11 Gitans accusés de viol, La Tribune, 30 octobre 1973
Les Gitans, dont le public avait été amené à croire qu’ils voulaient juste être tranquilles – par la presse, la police, l’église – avaient maintenant violé ou tenté de violer collectivement plusieurs jeunes filles de Sherbrooke. Deux des onze hommes inculpés, Gaétan Berger et Georges Beaulieu seront éventuellement nommés dans le rapport du CECO du gouvernement du Québec.

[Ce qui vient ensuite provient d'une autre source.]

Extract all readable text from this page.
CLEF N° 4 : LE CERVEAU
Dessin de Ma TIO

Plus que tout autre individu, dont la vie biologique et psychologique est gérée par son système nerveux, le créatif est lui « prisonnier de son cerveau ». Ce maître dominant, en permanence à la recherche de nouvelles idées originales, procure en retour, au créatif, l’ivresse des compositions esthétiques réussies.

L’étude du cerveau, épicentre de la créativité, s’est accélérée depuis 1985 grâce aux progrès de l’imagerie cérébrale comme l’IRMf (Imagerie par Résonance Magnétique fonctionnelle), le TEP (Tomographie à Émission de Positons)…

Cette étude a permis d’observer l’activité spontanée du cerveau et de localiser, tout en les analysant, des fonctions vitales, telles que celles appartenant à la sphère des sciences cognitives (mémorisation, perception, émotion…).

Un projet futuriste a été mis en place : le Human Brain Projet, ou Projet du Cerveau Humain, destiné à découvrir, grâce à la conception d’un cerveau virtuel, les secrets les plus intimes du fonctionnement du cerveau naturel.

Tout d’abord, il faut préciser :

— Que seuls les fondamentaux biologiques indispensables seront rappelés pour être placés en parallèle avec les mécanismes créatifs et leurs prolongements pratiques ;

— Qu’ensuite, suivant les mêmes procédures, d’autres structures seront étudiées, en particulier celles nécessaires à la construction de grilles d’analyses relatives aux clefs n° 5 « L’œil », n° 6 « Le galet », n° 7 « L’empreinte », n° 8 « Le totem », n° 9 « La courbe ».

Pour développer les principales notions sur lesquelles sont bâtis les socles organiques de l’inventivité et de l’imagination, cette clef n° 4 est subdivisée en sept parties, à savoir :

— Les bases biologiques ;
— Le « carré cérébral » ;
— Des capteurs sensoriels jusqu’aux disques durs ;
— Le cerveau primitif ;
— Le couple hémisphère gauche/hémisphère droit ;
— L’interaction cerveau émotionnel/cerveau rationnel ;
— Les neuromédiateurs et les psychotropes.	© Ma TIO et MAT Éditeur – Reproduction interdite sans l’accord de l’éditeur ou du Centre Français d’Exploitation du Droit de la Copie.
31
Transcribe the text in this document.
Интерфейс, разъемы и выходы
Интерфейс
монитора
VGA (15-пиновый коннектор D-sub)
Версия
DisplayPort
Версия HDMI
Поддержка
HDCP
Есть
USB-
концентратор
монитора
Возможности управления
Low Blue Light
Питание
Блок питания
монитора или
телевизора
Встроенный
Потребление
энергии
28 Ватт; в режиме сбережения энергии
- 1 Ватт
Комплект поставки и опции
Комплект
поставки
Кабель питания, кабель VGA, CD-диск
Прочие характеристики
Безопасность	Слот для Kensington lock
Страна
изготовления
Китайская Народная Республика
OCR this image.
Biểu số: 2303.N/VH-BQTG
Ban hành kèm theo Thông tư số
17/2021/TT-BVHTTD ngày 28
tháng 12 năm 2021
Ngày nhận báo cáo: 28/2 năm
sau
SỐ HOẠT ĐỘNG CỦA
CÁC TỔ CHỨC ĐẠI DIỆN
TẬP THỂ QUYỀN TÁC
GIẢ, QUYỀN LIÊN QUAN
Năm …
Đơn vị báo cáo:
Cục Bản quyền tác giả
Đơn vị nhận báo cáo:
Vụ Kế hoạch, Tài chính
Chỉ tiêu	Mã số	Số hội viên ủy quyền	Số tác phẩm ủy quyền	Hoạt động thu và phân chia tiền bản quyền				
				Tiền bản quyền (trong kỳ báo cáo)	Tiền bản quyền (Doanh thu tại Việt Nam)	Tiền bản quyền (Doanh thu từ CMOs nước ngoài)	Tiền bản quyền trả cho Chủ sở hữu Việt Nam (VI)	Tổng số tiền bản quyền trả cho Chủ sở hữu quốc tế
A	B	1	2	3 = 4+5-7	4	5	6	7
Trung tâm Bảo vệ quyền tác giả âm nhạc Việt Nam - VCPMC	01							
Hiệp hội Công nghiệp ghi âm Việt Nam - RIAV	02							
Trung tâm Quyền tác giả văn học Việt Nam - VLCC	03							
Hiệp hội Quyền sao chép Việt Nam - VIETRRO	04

Et je vais m’arrêter là et vous faire considérer cette connexion Edwidge – Compton mentionnée plus tôt. Au début des années 1970, King’s Hall Compton n’était pas un cégep mixte comme il le devint à la fin de cette décennie, mais un internat privé pour filles. Et vous aviez des motards – des motards qui ont violé collectivement – voyageant le long de la route vers le camp des Atomes, finissant par l’incendier, passant devant cette école quotidiennement. La King’s Hall Girls School a été fermée en 1972, nous dit-on pour des raisons financières. Mais est-ce là toute l’histoire ? Comme il s’agissait d’une institution privée, nous ne saurons peut-être jamais quels abus ont été subis par ces jeunes femmes à moins que quelqu’un ne trouve le courage de se manifester,
Depuis le printemps 1969, lorsqu’ils étaient connus pour la première fois sous le nom de The Dirty Reich, l’implication du père Jean Salvail avec les Gitans leur avait donné le temps dont ils avaient besoin pour s’organiser et devenir une opération criminelle pleinement opérationnelle. Personne dans la presse – certainement pas La Tribune – n’a contacté l’abbé Salvail pour lui demander ses commentaires sur la question.